Now - I get it. Picking up trash is not everyone's comfort zone. I understand that. The good news? You don't have to pick up trash at your local beach to make a positive impact on the ocean.
There are countless ways to stop litter from ever reaching our oceans. Currently, 79% of plastics are sent to landfills or the ocean. The best solution to this is to reduce your dependence and usage on plastics. Analyze what single-use plastics you use the most. These can be the little plastic spoons when you get your summer ice cream or the plastic cups you get your daily iced oat-milk lattes in. If there's a single-use item, there's always a reusable alternative for that item. One purchase of a reusable tumbler will dramatically reduce your usage of plastic cups (and keep your iced coffee colder longer). You know that tote bag that's been sitting in your closet since college, bust it out! Keep it in your car whenever you do errands! That one sustainable habit will divert hundreds of plastic bags from entering the oceans. Did you know that loggerhead sea turtles hunt jellyfish, which unfortunately look remarkably like plastic bags? Boom. Your tote bag just saved a turtle from regrettably eating plastic for dinner.

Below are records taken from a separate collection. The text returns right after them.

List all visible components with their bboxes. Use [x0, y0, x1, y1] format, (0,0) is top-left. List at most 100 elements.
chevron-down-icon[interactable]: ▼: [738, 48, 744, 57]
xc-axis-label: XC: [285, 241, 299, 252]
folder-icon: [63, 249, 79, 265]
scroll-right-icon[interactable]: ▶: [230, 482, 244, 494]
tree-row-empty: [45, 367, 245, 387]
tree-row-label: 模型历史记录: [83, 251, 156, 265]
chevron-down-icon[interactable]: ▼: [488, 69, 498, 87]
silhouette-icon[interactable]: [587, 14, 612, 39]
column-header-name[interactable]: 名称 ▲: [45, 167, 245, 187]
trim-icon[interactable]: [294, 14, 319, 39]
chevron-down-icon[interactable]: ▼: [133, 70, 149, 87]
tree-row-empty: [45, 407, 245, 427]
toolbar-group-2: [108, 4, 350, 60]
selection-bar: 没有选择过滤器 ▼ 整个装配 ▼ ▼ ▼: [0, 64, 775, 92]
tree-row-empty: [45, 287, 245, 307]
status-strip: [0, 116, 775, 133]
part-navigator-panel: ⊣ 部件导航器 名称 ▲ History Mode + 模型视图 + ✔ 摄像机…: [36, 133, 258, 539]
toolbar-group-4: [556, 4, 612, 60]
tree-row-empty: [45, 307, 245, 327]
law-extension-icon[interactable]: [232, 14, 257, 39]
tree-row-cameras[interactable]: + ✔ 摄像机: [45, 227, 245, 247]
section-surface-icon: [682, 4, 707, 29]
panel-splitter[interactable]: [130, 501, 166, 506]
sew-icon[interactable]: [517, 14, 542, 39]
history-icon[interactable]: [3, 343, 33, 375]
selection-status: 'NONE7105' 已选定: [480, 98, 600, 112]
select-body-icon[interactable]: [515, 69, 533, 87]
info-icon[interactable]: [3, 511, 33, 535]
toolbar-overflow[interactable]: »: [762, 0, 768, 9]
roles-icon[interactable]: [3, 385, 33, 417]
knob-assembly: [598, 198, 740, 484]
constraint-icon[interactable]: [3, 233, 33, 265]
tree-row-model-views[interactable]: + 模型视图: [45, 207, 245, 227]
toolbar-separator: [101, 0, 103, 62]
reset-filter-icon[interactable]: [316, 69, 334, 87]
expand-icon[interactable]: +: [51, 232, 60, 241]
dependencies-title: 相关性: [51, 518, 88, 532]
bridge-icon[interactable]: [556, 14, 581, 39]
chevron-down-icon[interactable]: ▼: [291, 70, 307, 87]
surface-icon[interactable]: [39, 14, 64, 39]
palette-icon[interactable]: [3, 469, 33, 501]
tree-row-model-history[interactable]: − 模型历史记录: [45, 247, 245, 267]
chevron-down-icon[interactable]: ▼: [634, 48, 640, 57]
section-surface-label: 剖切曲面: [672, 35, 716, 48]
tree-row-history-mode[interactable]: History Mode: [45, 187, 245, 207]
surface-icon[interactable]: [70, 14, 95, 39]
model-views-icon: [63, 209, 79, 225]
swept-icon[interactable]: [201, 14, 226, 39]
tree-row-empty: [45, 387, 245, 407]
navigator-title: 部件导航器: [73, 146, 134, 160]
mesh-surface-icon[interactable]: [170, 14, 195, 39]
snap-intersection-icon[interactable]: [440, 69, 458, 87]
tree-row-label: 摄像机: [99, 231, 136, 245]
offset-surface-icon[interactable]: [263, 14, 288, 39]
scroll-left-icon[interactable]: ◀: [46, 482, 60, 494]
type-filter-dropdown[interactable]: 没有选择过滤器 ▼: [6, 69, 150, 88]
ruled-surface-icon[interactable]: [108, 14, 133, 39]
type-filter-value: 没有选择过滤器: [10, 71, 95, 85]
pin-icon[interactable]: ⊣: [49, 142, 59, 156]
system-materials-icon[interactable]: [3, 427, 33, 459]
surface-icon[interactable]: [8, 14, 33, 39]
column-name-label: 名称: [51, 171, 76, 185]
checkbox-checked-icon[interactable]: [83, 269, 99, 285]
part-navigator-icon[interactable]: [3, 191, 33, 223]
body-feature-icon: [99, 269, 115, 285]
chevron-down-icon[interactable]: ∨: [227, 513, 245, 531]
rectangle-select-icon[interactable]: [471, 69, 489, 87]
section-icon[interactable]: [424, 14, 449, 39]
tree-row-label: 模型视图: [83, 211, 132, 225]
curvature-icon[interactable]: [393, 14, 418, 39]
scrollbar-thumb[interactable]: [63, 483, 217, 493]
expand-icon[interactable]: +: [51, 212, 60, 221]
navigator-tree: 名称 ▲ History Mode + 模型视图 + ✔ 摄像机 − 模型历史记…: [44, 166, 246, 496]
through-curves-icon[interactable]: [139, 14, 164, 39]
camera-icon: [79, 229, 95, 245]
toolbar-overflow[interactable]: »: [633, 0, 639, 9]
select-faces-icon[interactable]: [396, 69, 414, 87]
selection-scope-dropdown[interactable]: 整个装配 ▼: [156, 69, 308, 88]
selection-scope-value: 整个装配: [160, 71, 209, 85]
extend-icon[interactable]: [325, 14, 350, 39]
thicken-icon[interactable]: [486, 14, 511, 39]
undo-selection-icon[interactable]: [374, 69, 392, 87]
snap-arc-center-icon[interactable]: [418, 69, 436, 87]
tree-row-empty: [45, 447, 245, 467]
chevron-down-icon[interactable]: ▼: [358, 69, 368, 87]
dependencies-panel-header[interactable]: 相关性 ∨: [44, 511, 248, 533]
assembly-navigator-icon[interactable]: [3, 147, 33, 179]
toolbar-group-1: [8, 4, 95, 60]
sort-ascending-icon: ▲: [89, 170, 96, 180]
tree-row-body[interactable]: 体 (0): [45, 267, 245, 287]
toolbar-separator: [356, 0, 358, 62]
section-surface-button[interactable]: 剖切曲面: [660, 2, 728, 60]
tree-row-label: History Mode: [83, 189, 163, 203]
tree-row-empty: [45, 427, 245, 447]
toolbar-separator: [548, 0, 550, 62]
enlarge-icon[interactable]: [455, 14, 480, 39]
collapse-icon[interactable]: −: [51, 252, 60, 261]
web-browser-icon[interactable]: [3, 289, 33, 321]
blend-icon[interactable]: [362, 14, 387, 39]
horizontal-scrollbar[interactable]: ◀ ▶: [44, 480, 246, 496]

Individual efforts are phenomenal and necessary, but there's still room for so much more impact! Involve your community and start conversations. Reach out to your local PTO and fundraise using tote bags to encourage avoiding single-use plastics at grocery stores in your area. Email your town leaders and discuss investing in TerraCycle boxes/programs, which will help recycle waste into benches and more. Ask them for stricter laws regarding litter. Organize clean up days around your town (you don't have to only clean up a beach). The ways you can spark positive change for the environment are endless.
I'll be brutally honest. It's not easy. Not everyone will understand your efforts. Not everyone will happily follow your lead. But everyone will see your actions and that's all that matters because that's how change is made. Brave people being unapologetically committed to a mission.
You can be a wavemaker. You can be the positive change. You are what this planet needs. Above all, you are not alone.